Bir süre aradan sonra bu kez Ulucanlar hapishanesinde karşılaştık. Polisler oldukça uğraşmışlar, ellerinden kaçtığı halde bir cami bahçesinde yakalamışlardı. Bu kez de beraberindeki üç arkadaşıyla bilinen tavrını sürdürmüş, ifade ve imza vermemişti. Çok çabuk cezaevine girdiğini söylediğimde, “Rusya’da bir devrimcinin dışardaki mücadele süresi en çok iki yıl olmuştu" demişti. Hem sürenin normal olduğunu, hem de mücadelenin içerde devam edeceğini böylece anlatmıştı.
Bu defa daha ağır bir suçlama ile karşı karşıyaydı ve davanın fazla olumlu sonuçlanmayacağı belli idi. Davasının(208)başında siyasi savunma yapma kararı almıştı. Olası çerçeve üzerine konuşmuş ve belli bir sonuca ulaşmıştık.

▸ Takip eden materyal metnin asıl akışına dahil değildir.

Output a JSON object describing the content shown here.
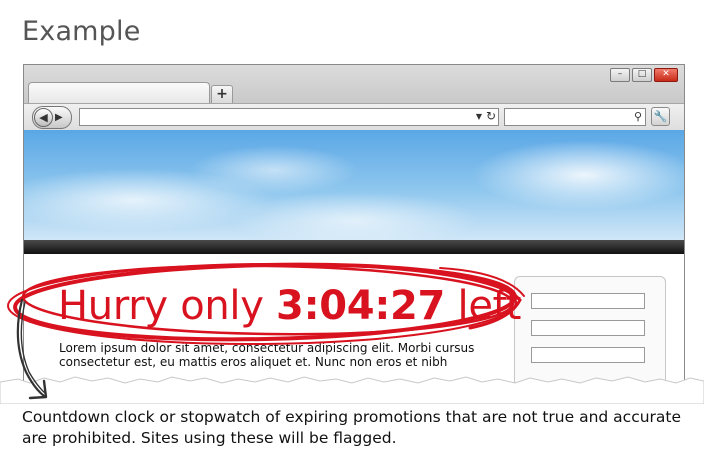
{
  "heading": "Example",
  "browser": {
    "window_buttons": {
      "minimize": "–",
      "maximize": "□",
      "close": "✕"
    },
    "new_tab_label": "+",
    "back_glyph": "◀",
    "forward_glyph": "▶",
    "address_dropdown_glyph": "▼",
    "reload_glyph": "↻",
    "search_glyph": "⚲",
    "wrench_glyph": "🔧"
  },
  "promo": {
    "prefix": "Hurry only ",
    "countdown": "3:04:27",
    "suffix": " left"
  },
  "body_text": "Lorem ipsum dolor sit amet, consectetur adipiscing elit. Morbi cursus consectetur est, eu mattis eros aliquet et. Nunc non eros et nibh",
  "caption": "Countdown clock or stopwatch of expiring promotions that are not true and accurate are prohibited. Sites using these will be flagged.",
  "colors": {
    "highlight_red": "#d8131f",
    "sky_blue": "#5aa7e6"
  }
}
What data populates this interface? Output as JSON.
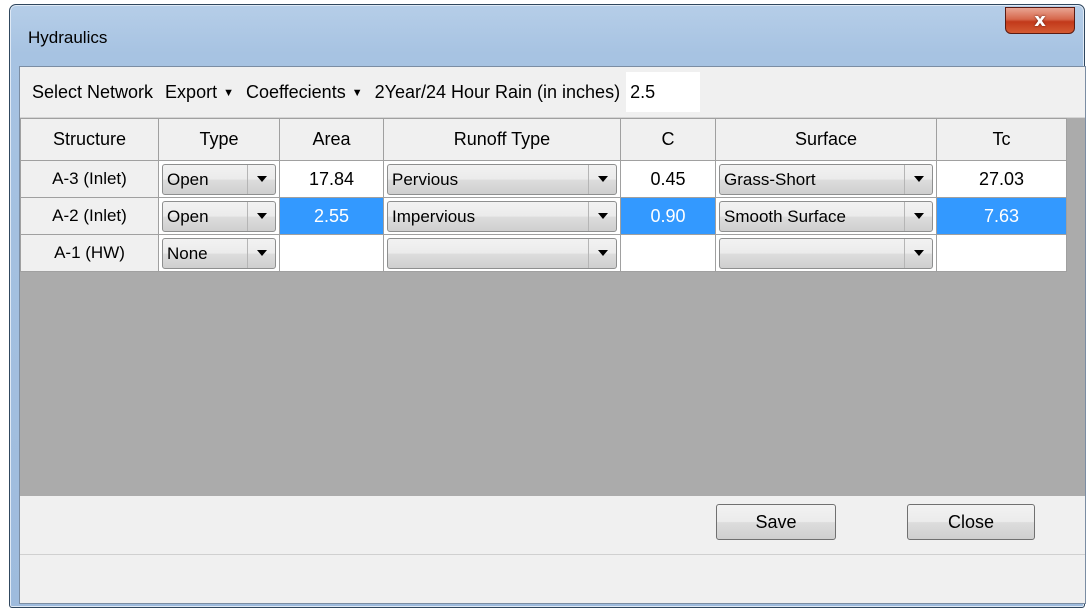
{
  "window": {
    "title": "Hydraulics",
    "close_glyph": "x"
  },
  "menu": {
    "select_network": "Select Network",
    "export": "Export",
    "coefficients": "Coeffecients",
    "rain_label": "2Year/24 Hour Rain (in inches)",
    "rain_value": "2.5",
    "caret_icon": "dropdown-caret"
  },
  "grid": {
    "columns": [
      "Structure",
      "Type",
      "Area",
      "Runoff Type",
      "C",
      "Surface",
      "Tc"
    ],
    "rows": [
      {
        "structure": "A-3 (Inlet)",
        "type": "Open",
        "area": "17.84",
        "runoff_type": "Pervious",
        "c": "0.45",
        "surface": "Grass-Short",
        "tc": "27.03",
        "selected": false
      },
      {
        "structure": "A-2 (Inlet)",
        "type": "Open",
        "area": "2.55",
        "runoff_type": "Impervious",
        "c": "0.90",
        "surface": "Smooth Surface",
        "tc": "7.63",
        "selected": true
      },
      {
        "structure": "A-1 (HW)",
        "type": "None",
        "area": "",
        "runoff_type": "",
        "c": "",
        "surface": "",
        "tc": "",
        "selected": false
      }
    ]
  },
  "buttons": {
    "save": "Save",
    "close": "Close"
  },
  "colors": {
    "selection": "#3399ff",
    "grid_background": "#ababab",
    "window_frame": "#a7c3e2",
    "close_button": "#c2391b"
  }
}
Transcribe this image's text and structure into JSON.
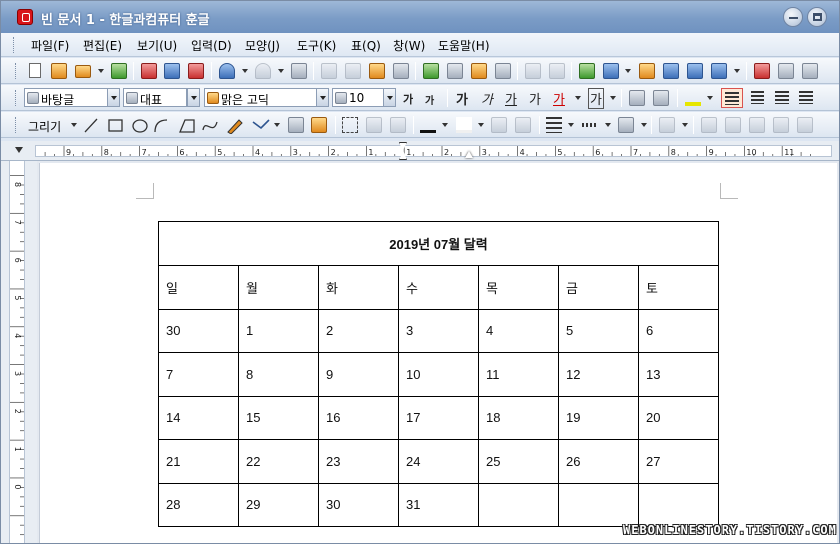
{
  "window": {
    "title": "빈 문서 1 - 한글과컴퓨터 훈글"
  },
  "menu": [
    "파일(F)",
    "편집(E)",
    "보기(U)",
    "입력(D)",
    "모양(J)",
    "도구(K)",
    "표(Q)",
    "창(W)",
    "도움말(H)"
  ],
  "format_bar": {
    "style": "바탕글",
    "lang": "대표",
    "font": "맑은 고딕",
    "size": "10"
  },
  "draw_bar": {
    "draw_label": "그리기"
  },
  "icons": {
    "bold_glyph": "가",
    "italic_glyph": "가",
    "underline_glyph": "가",
    "strike_glyph": "가",
    "color_glyph": "가",
    "shade_glyph": "가",
    "grow_glyph": "가",
    "shrink_glyph": "가"
  },
  "ruler": {
    "top_labels": [
      "9",
      "8",
      "7",
      "6",
      "5",
      "4",
      "3",
      "2",
      "1",
      "1",
      "2",
      "3",
      "4",
      "5",
      "6",
      "7",
      "8",
      "9",
      "10",
      "11"
    ],
    "left_labels": [
      "8",
      "7",
      "6",
      "5",
      "4",
      "3",
      "2",
      "1",
      "0"
    ]
  },
  "calendar": {
    "title": "2019년  07월  달력",
    "weekdays": [
      "일",
      "월",
      "화",
      "수",
      "목",
      "금",
      "토"
    ],
    "weeks": [
      [
        "30",
        "1",
        "2",
        "3",
        "4",
        "5",
        "6"
      ],
      [
        "7",
        "8",
        "9",
        "10",
        "11",
        "12",
        "13"
      ],
      [
        "14",
        "15",
        "16",
        "17",
        "18",
        "19",
        "20"
      ],
      [
        "21",
        "22",
        "23",
        "24",
        "25",
        "26",
        "27"
      ],
      [
        "28",
        "29",
        "30",
        "31",
        "",
        "",
        ""
      ]
    ]
  },
  "watermark": "WEBONLINESTORY.TISTORY.COM"
}
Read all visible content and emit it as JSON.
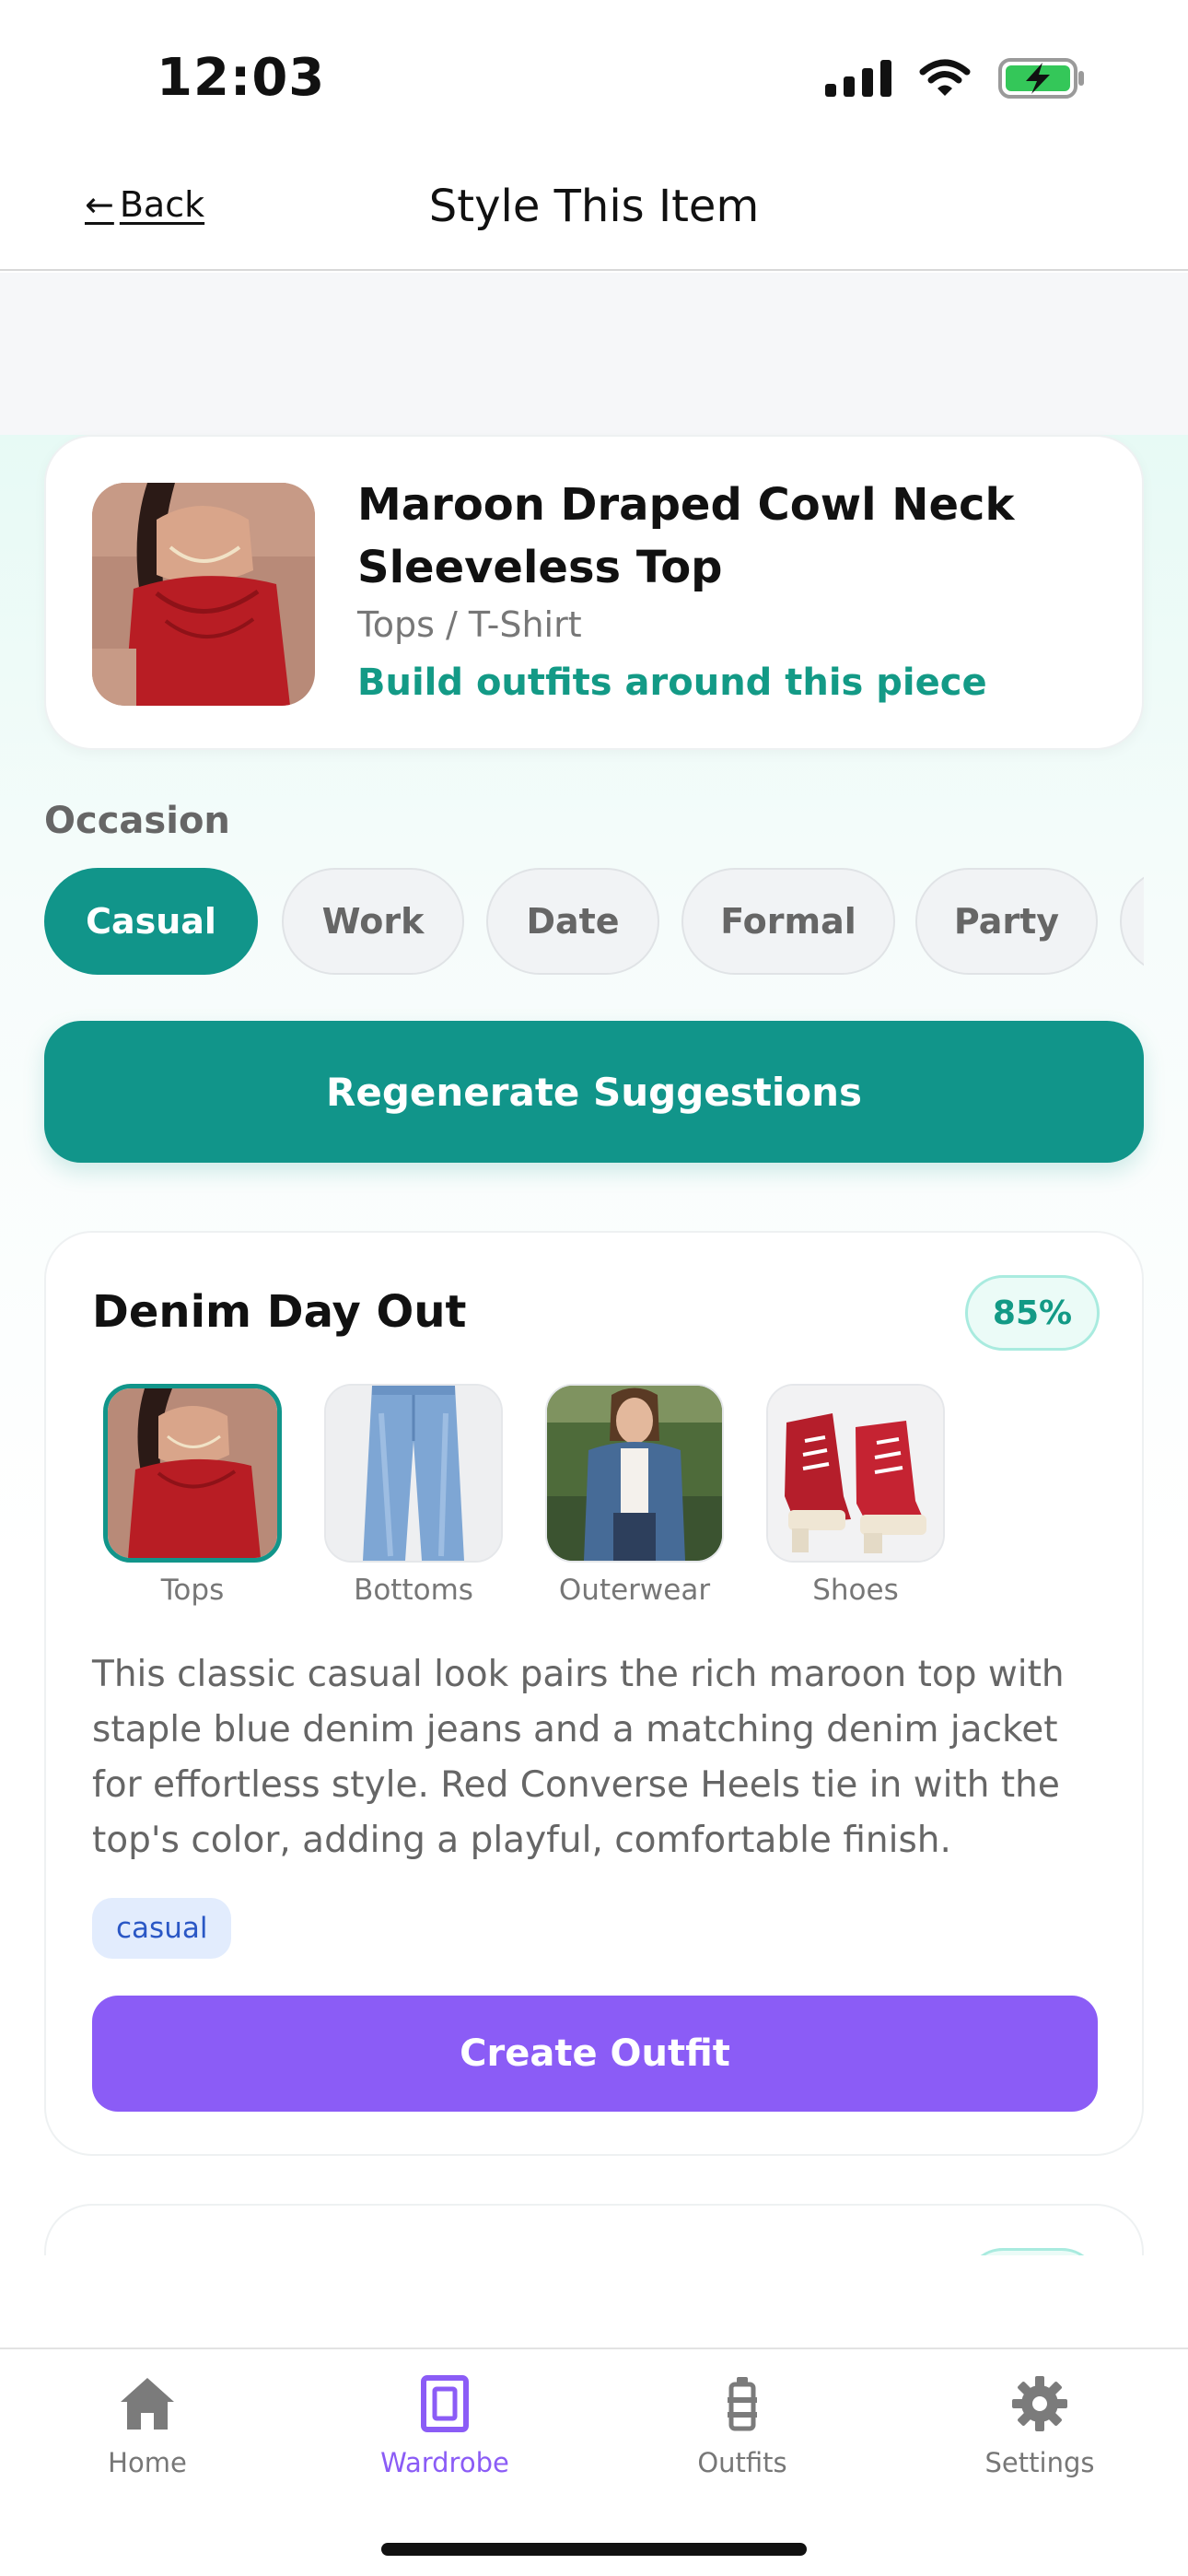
{
  "status_bar": {
    "time": "12:03"
  },
  "nav": {
    "back_label": "Back",
    "title": "Style This Item"
  },
  "item": {
    "name": "Maroon Draped Cowl Neck Sleeveless Top",
    "category": "Tops / T-Shirt",
    "cta": "Build outfits around this piece"
  },
  "occasion": {
    "label": "Occasion",
    "options": [
      "Casual",
      "Work",
      "Date",
      "Formal",
      "Party"
    ],
    "selected": "Casual"
  },
  "regenerate_label": "Regenerate Suggestions",
  "outfits": [
    {
      "title": "Denim Day Out",
      "score": "85%",
      "pieces": [
        {
          "label": "Tops",
          "icon": "maroon-top-photo"
        },
        {
          "label": "Bottoms",
          "icon": "blue-jeans-photo"
        },
        {
          "label": "Outerwear",
          "icon": "denim-jacket-photo"
        },
        {
          "label": "Shoes",
          "icon": "red-converse-heels-photo"
        }
      ],
      "description": "This classic casual look pairs the rich maroon top with staple blue denim jeans and a matching denim jacket for effortless style. Red Converse Heels tie in with the top's color, adding a playful, comfortable finish.",
      "tags": [
        "casual"
      ],
      "create_label": "Create Outfit"
    }
  ],
  "tabs": [
    {
      "label": "Home",
      "icon": "home-icon"
    },
    {
      "label": "Wardrobe",
      "icon": "wardrobe-icon",
      "active": true
    },
    {
      "label": "Outfits",
      "icon": "outfits-icon"
    },
    {
      "label": "Settings",
      "icon": "gear-icon"
    }
  ],
  "colors": {
    "accent_teal": "#11958a",
    "accent_purple": "#8b5cf6",
    "tag_blue": "#2a57c5"
  }
}
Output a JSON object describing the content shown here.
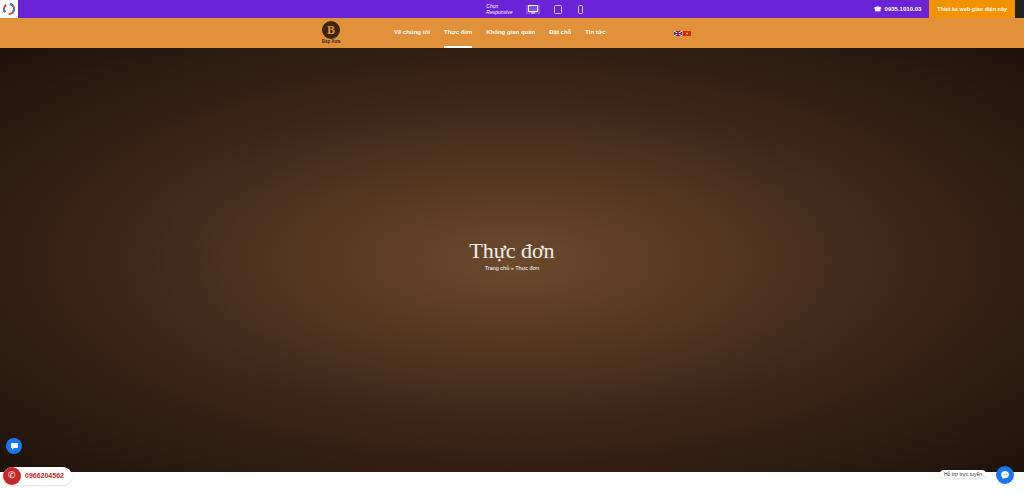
{
  "topbar": {
    "responsive_label": "Chọn Responsive",
    "devices": [
      {
        "kind": "desktop",
        "selected": true
      },
      {
        "kind": "tablet",
        "selected": false
      },
      {
        "kind": "mobile",
        "selected": false
      }
    ],
    "phone": "0935.1010.03",
    "cta": "Thiết kế web giao diện này"
  },
  "header": {
    "logo_letter": "B",
    "logo": "Bếp Xưa",
    "nav": [
      {
        "label": "Về chúng tôi",
        "selected": false
      },
      {
        "label": "Thực đơn",
        "selected": true
      },
      {
        "label": "Không gian quán",
        "selected": false
      },
      {
        "label": "Đặt chỗ",
        "selected": false
      },
      {
        "label": "Tin tức",
        "selected": false
      }
    ],
    "languages": [
      {
        "kind": "en"
      },
      {
        "kind": "vi"
      }
    ]
  },
  "hero": {
    "title": "Thực đơn",
    "breadcrumb": "Trang chủ » Thực đơn"
  },
  "floating": {
    "phone": "0966204562",
    "support": "Hỗ trợ trực tuyến"
  }
}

“Bu hainin burada ne işi var!”
İlk duruşmasına teknik bazı sebeplerden dolayı katılamamıştım. Bir işbirlikçinin de dahil edildiği bu davanın duruşmasında, işbirlikçi kendi yanlarına getirildiğinde hemen üzerine atlamış, “Bu hainin burada ne işi var!” diyerek mümkün olduğu kadar darbeler indirmeye çalışmıştı. Onun bu ilk hareketi ile birlikte diğer arkadaşlarıyla beraber oldukça hırpalanan işbirlikçi şaşkına dönmüştü. Öyle ki, bu şaşkınlığını ve tedirginliğini daha sonraki duruşmalarda da atamamış, dilekçesinde de buna değinmişti.